More biology articles in the 'Molecular & Cell Biology' category

For years, researchers have struggled to understand how IVIG worked. It's ability to treat autoimmune diseases seemed to bean apparent contradiction.

Intravenous immunoglobulin (IVIG) is a complex mixture of IgG antibodies made from human plasma that contains the pooled antibodies from thousands of people, and is only FDA-approved to treat a few assorted conditions; nonetheless, practitioners have used it off-label with varied success in patients with lupus, arthritis and asthma, among other autoimmune disorders. In the body, the antibodies in plasma act as part of the immune response to identify and deactivate foreign invaders. When they begin attacking the body's own cells, the same protective immunoglobulins (known as IgG antibodies) can cause autoimmune disorders like lupus, arthritis and asthma. And yet, when IVIG is infused into people with those exact autoimmune conditions, it calms inflammation rather than causes it.

Jeffery Ravetch, Theresa and Eugene M. Lang Professor and head of Rockefeller's Laboratory of Molecular Genetics and Immunology, was struck by this inconsistency. "If IgG triggers autoimmune disease, how could it be pathogenic and therapeutic?" he asked. "We call it the IgG paradox." Six years ago he started an investigation into exactly how IVIG worked, and what he's discovered could one day lead to a whole new class of therapeutics. In a paper published today in the journal Science, Ravetch and his colleagues, Falk Nimmerjahn and Yoshi Kaneko explain what makes IVIG effective: A small fraction of the IgG antibodies in the IVIG solution carry a sugar called sialic acid that is required for its protective ability.

IgG antibodies bind to and activate specific immune cells, with different forms or "subclasses" binding to specific receptors (called Fc receptors) on the immune cell's surface. Antibody subclasses have different abilities to induce inflammation in the body by virtue of their selective ability to engage either activating or inhibitory Fc receptors. Earlier work had shown that IVIG infusion changed this ratio of activating and inhibitory receptors on the cells that trigger inflammation, rendering the pro-inflammatory autoantibodies in autoimmune diseases, like lupus and arthritis, less inflammatory. The next logical step then, Ravetch says, was determining how the IgG molecules in IVIG preparation could have an anti-inflammatory effect.

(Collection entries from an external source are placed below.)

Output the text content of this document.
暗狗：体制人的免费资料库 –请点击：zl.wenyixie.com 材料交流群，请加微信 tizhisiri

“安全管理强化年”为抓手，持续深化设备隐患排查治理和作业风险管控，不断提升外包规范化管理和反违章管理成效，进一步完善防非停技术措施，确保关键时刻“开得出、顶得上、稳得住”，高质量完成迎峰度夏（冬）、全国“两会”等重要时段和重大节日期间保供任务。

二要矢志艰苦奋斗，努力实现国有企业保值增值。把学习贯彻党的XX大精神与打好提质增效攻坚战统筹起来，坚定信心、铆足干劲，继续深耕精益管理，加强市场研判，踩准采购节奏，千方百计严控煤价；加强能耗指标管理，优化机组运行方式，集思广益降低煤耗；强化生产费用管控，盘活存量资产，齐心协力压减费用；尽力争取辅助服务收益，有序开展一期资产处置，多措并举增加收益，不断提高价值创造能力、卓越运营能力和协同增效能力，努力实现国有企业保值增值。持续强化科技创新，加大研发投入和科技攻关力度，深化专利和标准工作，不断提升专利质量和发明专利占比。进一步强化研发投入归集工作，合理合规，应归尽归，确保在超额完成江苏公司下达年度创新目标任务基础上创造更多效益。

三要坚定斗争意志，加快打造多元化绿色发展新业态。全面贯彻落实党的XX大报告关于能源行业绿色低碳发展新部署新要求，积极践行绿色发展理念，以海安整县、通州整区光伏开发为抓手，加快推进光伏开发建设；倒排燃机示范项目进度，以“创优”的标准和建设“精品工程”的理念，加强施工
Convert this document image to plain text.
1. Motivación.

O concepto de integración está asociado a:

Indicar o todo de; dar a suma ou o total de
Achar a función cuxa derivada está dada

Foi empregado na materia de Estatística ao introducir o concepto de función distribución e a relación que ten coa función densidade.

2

Because a therapeutic, anti-inflammatory response to IVIG requires a concentration of IgG antibodies that's hundreds of times greater than is normally used for antibody therapy for cancer or infection, for example, Ravetch and his colleagues began to look for something that was only present in IVIG in small amounts. That's how they discovered that just the very terminal sialic acid on the Fc portions of the IgG molecule were the root of the anti-inflammatory activity. When the researchers removed the sialic acid, the molecule retained its structure and its half-life, but it lost its protective abilities. "This is a very interesting condition that's set up," Ravetch says. "IgG can shift from a state that is quite inflammatory to a state that is actively anti-inflammatory by just changing a sugar." This switch occurs during a normal immune response to a foreign substance, shifting the IgG antibodies from an anti-inflammatory state to one that is pro-inflammatory and able to efficiently dispose of the foreign challenge.

To test the theory, Ravetch and his colleagues tried enriching IVIG for the IgG molecules that contained sialic acid. They found that just enriching for this IgG species increased IVIG activity by a factor of ten, while removing it wiped out the therapeutic activity altogether. This discovery, Ravetch says, has potentially huge implications, and his lab is now working to generate a recombinant form of IgG that, by virtue of a sialic acid molecule attached in the right place, will be anti-inflammatory and could act as a novel treatment for autoimmune disorders. "We have the opportunity to make a much better form of IVIG that will work 100 times better and be a pure molecule--to build a much better class of therapeutics based on a property that already exists in nature."